The Coming Storm Pt.1

30 01 2007

George Orwell is one of my favourite authors. His imaginitative ability, his lyrical economy, and his broad view of life and society give his books an almost prophetic edge in cultural terms. Whether it is the casual brutality of Nineteen Eighty Four with its ‘Big Brother’ image which remains so current in popular culture, or the deceptively warm and pastoral tones of the early pages of Animal Farm which descend into horror and atrocity, Orwell had a stirling capacity to see beyond immediate context, and imagine the consequences of the world which he inhabited.

Animal Farm is significant for our own times in the United Kingdom in terms of its consideration of equality. In the early stages of this short book the amimals take over the farm from its tyrannical owner through a revolution, and establish an egalitarian community, where each animal works for the benefit of others. The slogan of the farmyard community is ‘All animals are equal’. As Orwell continues his (not so) veiled criticism of communism, however, this community spirit gives way to the oppressive rule of pigs, who quickly become more cruel and demanding than the human farmer ever was. They change the slogan of the community during the night, to ‘All animals are equal, but some are more equal than others’. Ultimately the idea of equality collapses and the farm is worse off than when it began.

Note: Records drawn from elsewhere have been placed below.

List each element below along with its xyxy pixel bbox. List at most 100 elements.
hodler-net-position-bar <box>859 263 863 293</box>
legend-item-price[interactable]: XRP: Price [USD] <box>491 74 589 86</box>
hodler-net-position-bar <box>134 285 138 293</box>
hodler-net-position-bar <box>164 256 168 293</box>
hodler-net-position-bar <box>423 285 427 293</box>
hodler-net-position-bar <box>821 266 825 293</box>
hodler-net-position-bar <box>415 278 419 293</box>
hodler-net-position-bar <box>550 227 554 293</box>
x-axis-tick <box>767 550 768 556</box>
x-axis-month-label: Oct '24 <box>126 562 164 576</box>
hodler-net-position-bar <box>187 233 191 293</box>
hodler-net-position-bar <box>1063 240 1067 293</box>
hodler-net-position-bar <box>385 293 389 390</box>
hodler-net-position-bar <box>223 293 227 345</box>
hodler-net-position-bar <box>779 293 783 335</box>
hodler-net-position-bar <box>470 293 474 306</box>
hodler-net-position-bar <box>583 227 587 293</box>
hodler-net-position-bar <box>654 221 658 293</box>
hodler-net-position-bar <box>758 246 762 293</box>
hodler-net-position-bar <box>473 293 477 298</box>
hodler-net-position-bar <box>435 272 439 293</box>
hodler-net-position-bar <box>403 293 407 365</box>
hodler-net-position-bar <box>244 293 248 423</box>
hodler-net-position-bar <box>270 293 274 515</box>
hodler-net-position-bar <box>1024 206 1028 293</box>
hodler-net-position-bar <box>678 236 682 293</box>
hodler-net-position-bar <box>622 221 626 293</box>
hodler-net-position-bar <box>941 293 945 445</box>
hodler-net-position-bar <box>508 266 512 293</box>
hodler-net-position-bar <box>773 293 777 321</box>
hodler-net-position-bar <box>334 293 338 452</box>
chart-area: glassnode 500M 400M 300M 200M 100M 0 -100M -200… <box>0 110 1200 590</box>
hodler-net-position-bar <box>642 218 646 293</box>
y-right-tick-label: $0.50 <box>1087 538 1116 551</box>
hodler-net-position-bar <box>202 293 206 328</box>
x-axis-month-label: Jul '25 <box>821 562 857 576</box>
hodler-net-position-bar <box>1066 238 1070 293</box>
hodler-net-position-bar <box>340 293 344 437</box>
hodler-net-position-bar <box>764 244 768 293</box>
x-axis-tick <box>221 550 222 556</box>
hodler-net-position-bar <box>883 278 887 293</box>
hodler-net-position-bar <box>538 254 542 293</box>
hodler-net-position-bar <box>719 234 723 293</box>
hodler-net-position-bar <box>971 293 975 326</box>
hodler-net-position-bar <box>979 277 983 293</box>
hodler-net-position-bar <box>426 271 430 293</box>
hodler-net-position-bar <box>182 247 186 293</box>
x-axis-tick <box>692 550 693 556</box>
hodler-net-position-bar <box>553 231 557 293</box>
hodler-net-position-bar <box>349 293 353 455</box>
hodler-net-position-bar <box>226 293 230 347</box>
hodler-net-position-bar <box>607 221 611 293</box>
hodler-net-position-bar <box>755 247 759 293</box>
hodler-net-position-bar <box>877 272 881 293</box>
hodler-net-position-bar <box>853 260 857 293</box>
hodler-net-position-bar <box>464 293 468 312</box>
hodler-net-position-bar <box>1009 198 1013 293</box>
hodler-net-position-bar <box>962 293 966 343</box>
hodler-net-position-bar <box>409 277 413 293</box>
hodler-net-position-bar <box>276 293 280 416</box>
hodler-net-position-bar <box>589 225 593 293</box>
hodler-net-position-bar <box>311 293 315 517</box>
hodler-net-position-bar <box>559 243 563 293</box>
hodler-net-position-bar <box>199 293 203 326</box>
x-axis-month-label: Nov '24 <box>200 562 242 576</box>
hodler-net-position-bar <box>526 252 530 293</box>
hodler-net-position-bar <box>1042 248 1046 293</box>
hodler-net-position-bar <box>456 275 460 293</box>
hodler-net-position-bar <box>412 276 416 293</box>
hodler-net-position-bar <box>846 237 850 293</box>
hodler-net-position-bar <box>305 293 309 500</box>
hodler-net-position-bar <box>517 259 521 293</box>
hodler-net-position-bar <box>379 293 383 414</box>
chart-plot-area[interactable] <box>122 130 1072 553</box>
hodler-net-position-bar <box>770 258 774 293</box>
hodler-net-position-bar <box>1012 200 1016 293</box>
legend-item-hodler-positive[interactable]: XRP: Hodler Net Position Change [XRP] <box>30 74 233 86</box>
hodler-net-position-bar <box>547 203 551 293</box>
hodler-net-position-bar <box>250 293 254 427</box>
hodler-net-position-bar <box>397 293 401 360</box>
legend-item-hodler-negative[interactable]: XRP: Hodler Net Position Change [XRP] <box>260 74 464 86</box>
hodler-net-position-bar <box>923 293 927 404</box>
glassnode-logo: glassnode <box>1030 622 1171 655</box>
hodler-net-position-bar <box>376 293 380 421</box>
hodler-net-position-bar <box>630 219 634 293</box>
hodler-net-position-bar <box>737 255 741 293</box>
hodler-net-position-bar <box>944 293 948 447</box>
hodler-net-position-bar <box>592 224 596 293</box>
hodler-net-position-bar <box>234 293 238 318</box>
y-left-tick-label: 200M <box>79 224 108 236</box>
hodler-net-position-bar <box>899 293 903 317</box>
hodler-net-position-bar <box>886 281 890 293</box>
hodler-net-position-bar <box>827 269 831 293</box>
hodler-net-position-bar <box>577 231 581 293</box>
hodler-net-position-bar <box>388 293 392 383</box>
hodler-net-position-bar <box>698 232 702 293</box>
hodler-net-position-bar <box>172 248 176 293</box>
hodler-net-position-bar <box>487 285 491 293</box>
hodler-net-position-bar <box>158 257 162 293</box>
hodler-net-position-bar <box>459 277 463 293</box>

In watching our current news programmes/papers, one is almost tempted to mail a copy of Animal Farm to every member of Cabinet. Equality is the great watchword of our culture, and yet it is becoming increasingly evident that secular views of equality are lobsided and uneven. Take for instance the ‘Sexual Orientation’ laws which are already in place here in Northern Ireland, and will be soon in Mainland Britain. As Evangelical Christians our equality and liberty to proclaim the message of Christ is becoming more and more sidelined and restricted. Events this week over adoption laws for the Catholic Church are perhaps a taste of things to come, whereby central government is dictating to faith groups about the extent to which they can stand by principle and doctrine, and the extent to which they must conform to the agenda of the day.

Perhaps such thinking on my part is a little premature, but at 29 years of age, I now see it as unlikely that I will complete my ministry without opposition, or even persecution (should I live to retirement, and the Lord tarry). ‘All people are equal, but people of faith are less equal than others’ seems to be the dictum of our society, and eventually the laws being passed by government will come to encroach on our public worship, and our witness to what the Bible says. These are, to quote W.B. Yeats, ‘important times’ when our religious liberty may be on the wane.

Over the next while I intend to post some sporadic thoughts on how as evangelicals we ought to be preparing for the coming storm, what issues we need to be thinking through, what issues are being faced by our brothers and sisters around the world who are truly and presently suffering, and what encouragements we can take from Scripture on these issues.